背景Ara h 1 是花生中的主要食物过敏原。最近,许多研究表明,MR 会影响食物蛋白质的致敏性。结果为了研究MR对Ara h 1过敏性的影响,将R-Ara h 1与葡萄糖在干热条件下加工不同时间。通过四种方法评估MR的程度。通过光谱分析表征二级和三级结构的变化。在干热60 min的蛋白质样品中鉴定出AGE结构,表明形成了AGE-Ara h 1。SGF消化分析表明AGE-Ara h 1与R-Ara h 1相比具有更高的抗消化性消化能力。还利用BALB/c小鼠模型探讨MR对Ara h 1致敏性的影响,结果显示Th2型细胞因子、与R-Ara h 1组相比,AGE-Ara h 1组中抗体和组胺含量增加,RBL细胞脱颗粒程度更大。结论在干热过程中,蛋白质参与了MR,其二级和三级结构发生了变化。100°C 60 min条件下形成AGE-Ara h 1。SGF消化分析显示AGE-Ara h 1比R-Ara h 1具有更大的抗消化性。BALB/c小鼠模型表明AGE-Ara h 1具有更高的致敏性,表明MR可以增强Ara h 1的致敏性。本文受版权保护。版权所有。结论在干热过程中,蛋白质参与了MR,其二级和三级结构发生了变化。100°C 60 min条件下形成AGE-Ara h 1。SGF消化分析表明AGE-Ara h 1比R-Ara h 1具有更大的抗消化性。

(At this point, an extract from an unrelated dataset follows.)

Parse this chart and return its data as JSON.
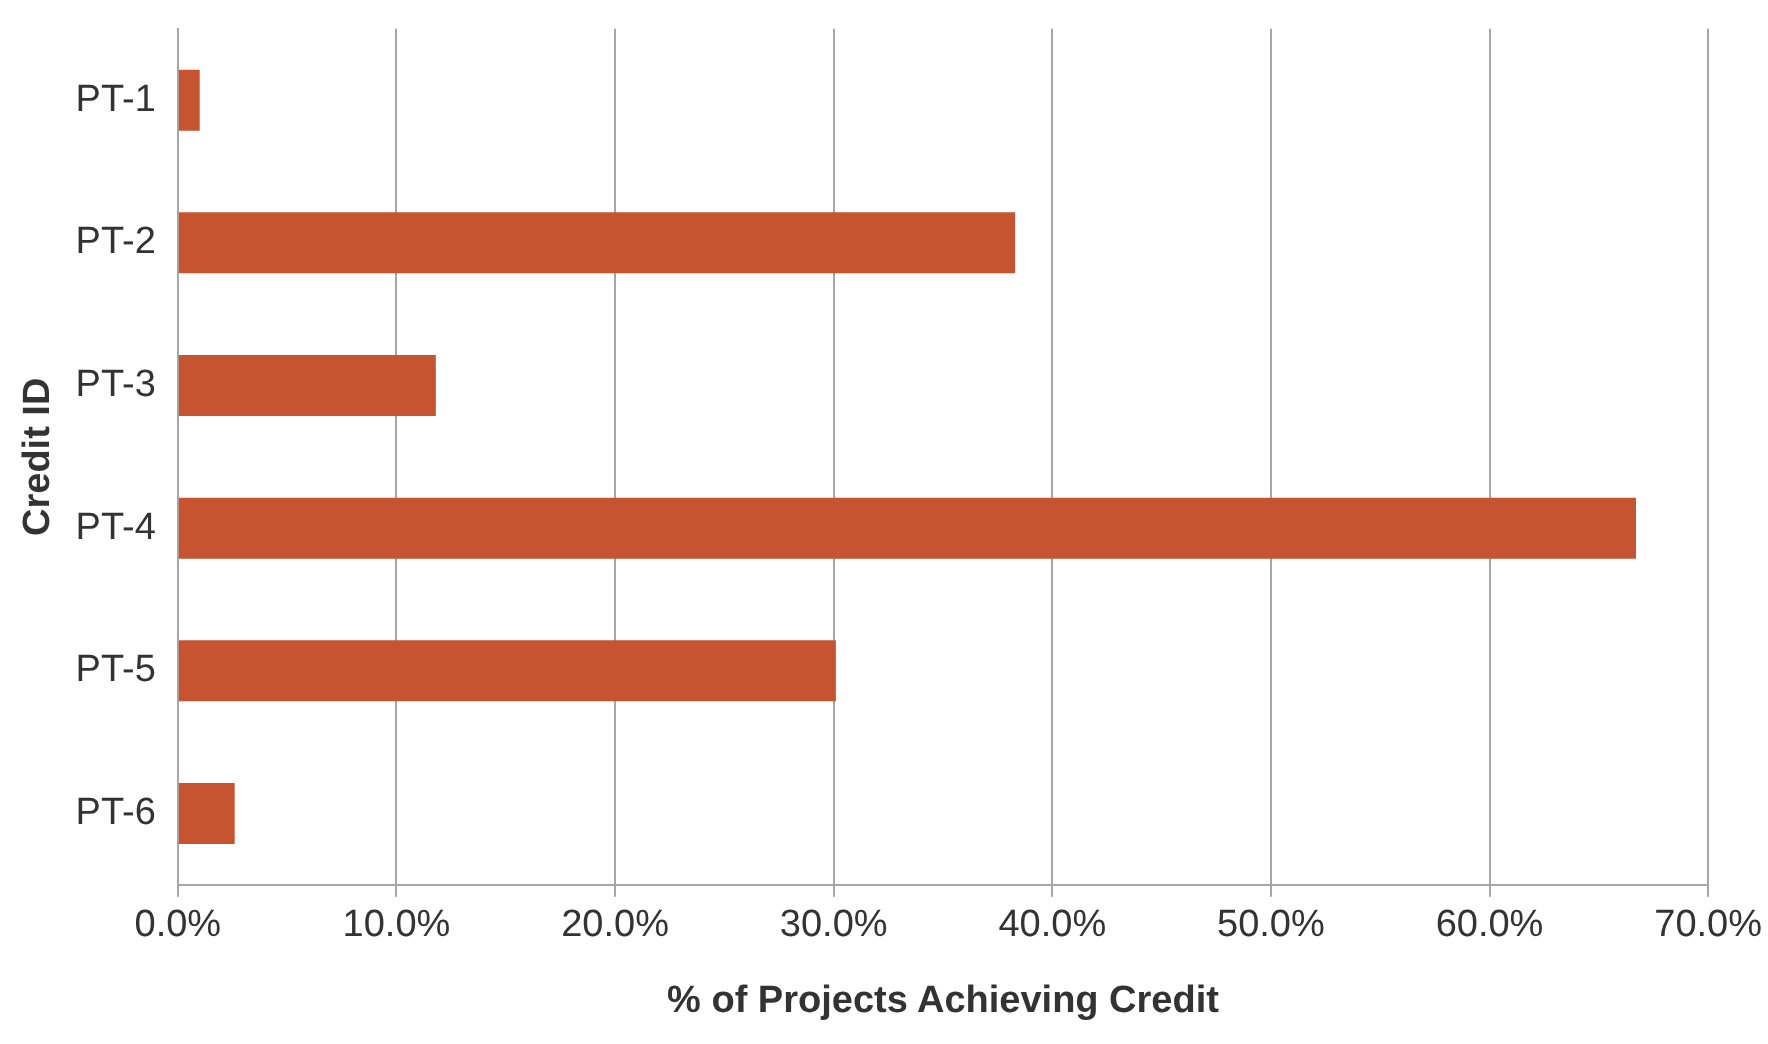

BALB/c小鼠模型表明AGE-Ara h 1具有更高的致敏性,表明MR可以增强Ara h 1的致敏性。本文受版权保护。版权所有。结论在干热过程中,蛋白质参与了MR,其二级和三级结构发生了变化。100°C 60 min条件下形成AGE-Ara h 1。SGF消化分析显示AGE-Ara h 1比R-Ara h 1具有更大的抗消化性。BALB/c小鼠模型表明AGE-Ara h 1具有更高的致敏性,表明MR可以增强Ara h 1的致敏性。本文受版权保护。版权所有。表明MR可以增强Ara h 1的致敏性。本文受版权保护。版权所有。表明MR可以增强Ara h 1的致敏性。本文受版权保护。版权所有。